Um ditado comum no cinema afirma que um diretor ruim pode fazer um filme decente se tiver um bom roteiro, mas o melhor cineasta jamais conseguirá redimir uma história medíocre. A tese é de certa forma contrariada por este filme, que traz um trabalho (previsivelmente) brilhante de Robert Downey Jr. (série Homem de Ferro) e Robert Duvall (O Poderoso Chefão, Apocalypse Now).

Não que O Juiz seja um mau filme. Há vários bons momentos, garantidos sobretudo pelo grande elenco de apoio (Vera Farmiga, de Amor sem Escalas; Billy Bob Thornton, de O Homem que Não Estava Lá; Vincent D’Onofrio, de Nascido para Matar), mas a trama clichê, calculada para emocionar, e um gosto rançoso daquela mentalidade conservadora, subúrbio-do-bem-versus-cidade-do-mal, que já deu tantos filmes aborrecedores (confesso que até Forrest Gump me incomoda nesse aspecto), pesam contra as virtudes deste trabalho.

Hank Palmer (Downey Jr.) é um advogado especializado em salvar figurões, um indivíduo arrogante e pouco afeito a escrúpulos, que tem carrão, esposa-modelo e filha na melhor escola da cidade.
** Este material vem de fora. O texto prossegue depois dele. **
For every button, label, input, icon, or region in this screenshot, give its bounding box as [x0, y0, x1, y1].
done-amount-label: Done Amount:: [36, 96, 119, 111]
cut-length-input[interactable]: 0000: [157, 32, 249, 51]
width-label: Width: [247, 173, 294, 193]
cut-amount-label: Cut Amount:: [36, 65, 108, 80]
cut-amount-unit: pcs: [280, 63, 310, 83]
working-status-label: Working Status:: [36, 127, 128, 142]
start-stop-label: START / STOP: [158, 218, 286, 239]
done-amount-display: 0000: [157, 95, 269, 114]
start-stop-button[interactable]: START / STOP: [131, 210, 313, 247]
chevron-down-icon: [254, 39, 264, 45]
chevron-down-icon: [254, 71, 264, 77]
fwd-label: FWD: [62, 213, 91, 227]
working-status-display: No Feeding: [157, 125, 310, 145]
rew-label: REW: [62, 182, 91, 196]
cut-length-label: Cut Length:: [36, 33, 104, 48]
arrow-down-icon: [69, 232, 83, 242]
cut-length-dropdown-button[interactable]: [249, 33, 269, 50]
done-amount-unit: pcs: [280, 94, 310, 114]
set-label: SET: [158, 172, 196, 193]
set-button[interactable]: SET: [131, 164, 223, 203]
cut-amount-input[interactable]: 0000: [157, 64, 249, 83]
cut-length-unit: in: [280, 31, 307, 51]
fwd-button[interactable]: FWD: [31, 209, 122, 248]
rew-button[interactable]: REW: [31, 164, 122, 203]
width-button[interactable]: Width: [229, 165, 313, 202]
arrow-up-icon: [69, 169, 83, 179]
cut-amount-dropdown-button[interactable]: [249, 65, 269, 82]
Mas, desde o início, vemos que seu mundo perfeito guarda rachaduras: seu casamento está em ruínas, ele anda insatisfeito com a rotina fútil, e há anos não revê os parentes na cidade natal, Carlinville, que abandonou há muitos anos. A morte da mãe vem, literalmente, mudar esse cenário.

Logo de cara, o reencontro entre Hank e os irmãos (Glen, vivido por D’Onofrio, e Dale, interpretado por Jeremy Strong) é amigável, mas cheio de desconforto, sobretudo porque Henry, com seu estilo cosmopolita, urbanóide, se sente deslocado entre os parentes caipiras. Mas a relação mais tensa é a de Hank com o pai, Joseph (Duvall), há décadas o juiz principal de Carlinville e considerado o bastião moral da comunidade, e que despreza o filho como frívolo e mimado.

Palmer que dar o pé dali o mais rápido possível, e quase consegue, mas o pai é envolvido em um acusação grave de assassinato, e só Hank é capaz de defendê-lo. No processo, ele irá redescobrir o valor da família e as delícias da vida suburbana.

O filme é dirigido por David Dobkin, cineasta especializado em comédias ligeiras, como Penetras Bons de Bico e Eu Queria Ter a Sua Vida. Em sua primeira incursão pelo drama, a experiência no gênero lhe permite alternar, com leveza, momentos de humor e ironia com os embates mais duros entre Henry e Joseph. Mas sua opção por ênfases gastas – trilha sonora alternando canções country bonitinhas e música orquestral lacrimejante, a cargo de Thomas Newman (Um Sonho de Liberdade), iluminação escura e uso de vento e chuva nos momentos tristes e, principalmente, o endosso à mensagem moralizante do filme, como no plano da bandeira dos Estados Unidos perto do final – acaba por arranhar boa parte da experiência emocional que a história propõe.

Resta, então, como razão para ver o filme, os atores. Downey Jr. aparece mais uma vez como o milionário esperto e escorregadio, mas de bom coração, que vimos em Homem de Ferro; como o grande ator que é, porém, ele consegue extrair novas nuances desse personagem, e nos envolve na jornada de Hank Palmer sem se deixar enredar nas armadilhas sentimentais do roteiro. Duvall, por sua vez, também vive um personagem clichê, o do velho ranzinza que guarda delicadeza e ternura, mas sua postura a um só tempo altiva e frágil também consegue driblar a tentação do banal.

Farmiga continua uma ótima parceira de cena, versátil e cativante, e D’Onofrio e Strong, como os irmãos de Hank, também têm seus momentos, o mesmo valendo para Thornton, que faz o promotor (com o péssimo nome de Dwight Dickham), mas todos estão ali para fazer escada à grande dupla central.

O Juiz traz boas chances de indicação ao Oscar, para Downey e, principalmente, Duvall, e marca o ponto de partida para uma carreira possivelmente mais ambiciosa e madura de Dobkin. Se ele comer mais feijão, e continuar atraindo grandes nomes para seus projetos, arrisco até dizer que ele pode vir a se tornar o novo David O. Russell (Trapaça). Fica a torcida, então, e a sugestão para você conferir, sem medo, o trabalho de dois atores fabulosos.